Like most New Yorkers who rely on mass transit to get to and from work, I’ve been closely following the story of the looming strike of all NYC transit workers, which would essentially halt all subway traffic and many of the commuter trains in and around NYC.
While I’m sympathetic to the workers’ desire for higher wages, increased pension benefits and more healthcare coverage, I’m appalled at the Union’s position of being hell-bent on striking and holding the City of New York as their hostage. Unions, in general, have not done well keeping pace with the changing face of business and the role they play in it. They claim to protect the rights of workers, and attempt to do so by threatening strikes and work slowdowns, in an effort to disrupt the businesses that employ their members.
However, I wonder how many MTA workers, aside from the people at the staged rallies, really want to strike, especially in light of a contract offer that does bring them considerable pay increases over the next two years. Are they really looking to be out of work with no income right before Christmas? Do they think the hundreds of dollars they pay each year in union dues are worth all of this? Furthermore, do they realize that a strike will cost small and medium-sized businesses in NYC hundreds of millions of dollars? The strike would hurt all the wrong people, including members of the union.

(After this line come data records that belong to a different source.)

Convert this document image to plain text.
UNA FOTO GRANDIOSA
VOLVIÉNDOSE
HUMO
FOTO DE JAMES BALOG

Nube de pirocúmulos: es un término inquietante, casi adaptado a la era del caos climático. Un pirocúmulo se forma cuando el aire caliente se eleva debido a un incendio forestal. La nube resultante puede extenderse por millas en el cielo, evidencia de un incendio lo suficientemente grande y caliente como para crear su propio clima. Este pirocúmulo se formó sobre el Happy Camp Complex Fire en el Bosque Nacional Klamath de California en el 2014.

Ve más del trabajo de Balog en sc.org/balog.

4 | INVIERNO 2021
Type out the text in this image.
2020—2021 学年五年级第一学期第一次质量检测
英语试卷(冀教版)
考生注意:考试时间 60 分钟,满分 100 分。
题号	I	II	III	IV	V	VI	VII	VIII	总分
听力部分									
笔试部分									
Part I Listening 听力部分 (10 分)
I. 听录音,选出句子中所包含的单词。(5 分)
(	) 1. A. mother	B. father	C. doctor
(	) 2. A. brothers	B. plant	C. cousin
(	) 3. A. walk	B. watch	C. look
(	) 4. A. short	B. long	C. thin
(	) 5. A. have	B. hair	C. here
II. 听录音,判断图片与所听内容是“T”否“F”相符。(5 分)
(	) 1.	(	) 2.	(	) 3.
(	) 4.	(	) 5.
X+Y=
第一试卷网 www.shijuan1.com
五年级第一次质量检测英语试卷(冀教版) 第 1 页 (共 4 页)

Unions, in their current state, are becoming more and more irrelevant in today’s economy. To survive, they must reinvent themselves and prove their value by better understanding the economic issues that drive considerations for wage increases and educating their members on how to protect themselves and diversify their capabilities as workers. Unions have a reputation problem and the theatrics being played out in NYC are not helping matters.
I was amused to read the various articles concerning ABC’s angst over who they’ll select to fill Peter Jennings’ shoes as nighttime network anchor. Among the front-runners is Diane Sawyer who, insiders say, doesn’t want to do the evening gig because she’s too obsessed with overtaking arch nemesis Katie Couric in the morning talk show slot.
What amuses me is the thought of these executives weighing their various alternatives as their share of overall ratings continues to be dismembered by the likes of cable, the web and high-profile bloggers. It’s akin to Nero’s fiddling while Rome burned.
Although there have been reports of the "Big Three" networks exploring alternative means of staying relevant, the fact remains that Sawyer, Couric, et al, are a slowly dying breed. The less navel gazing about who fills the Jennings slot, the better. It’s time to remove those Ostrich-like heads from the sand and figure out what current and next generation Amercians want in terms of their news and "infotainment." Sad to say it, but Katie, Matt, Charlie, Diane, Brian and their ilk are the T Rex’s of broadcasting’s Jurassic Period. And their reign as masters of the universe is fast coming to an end.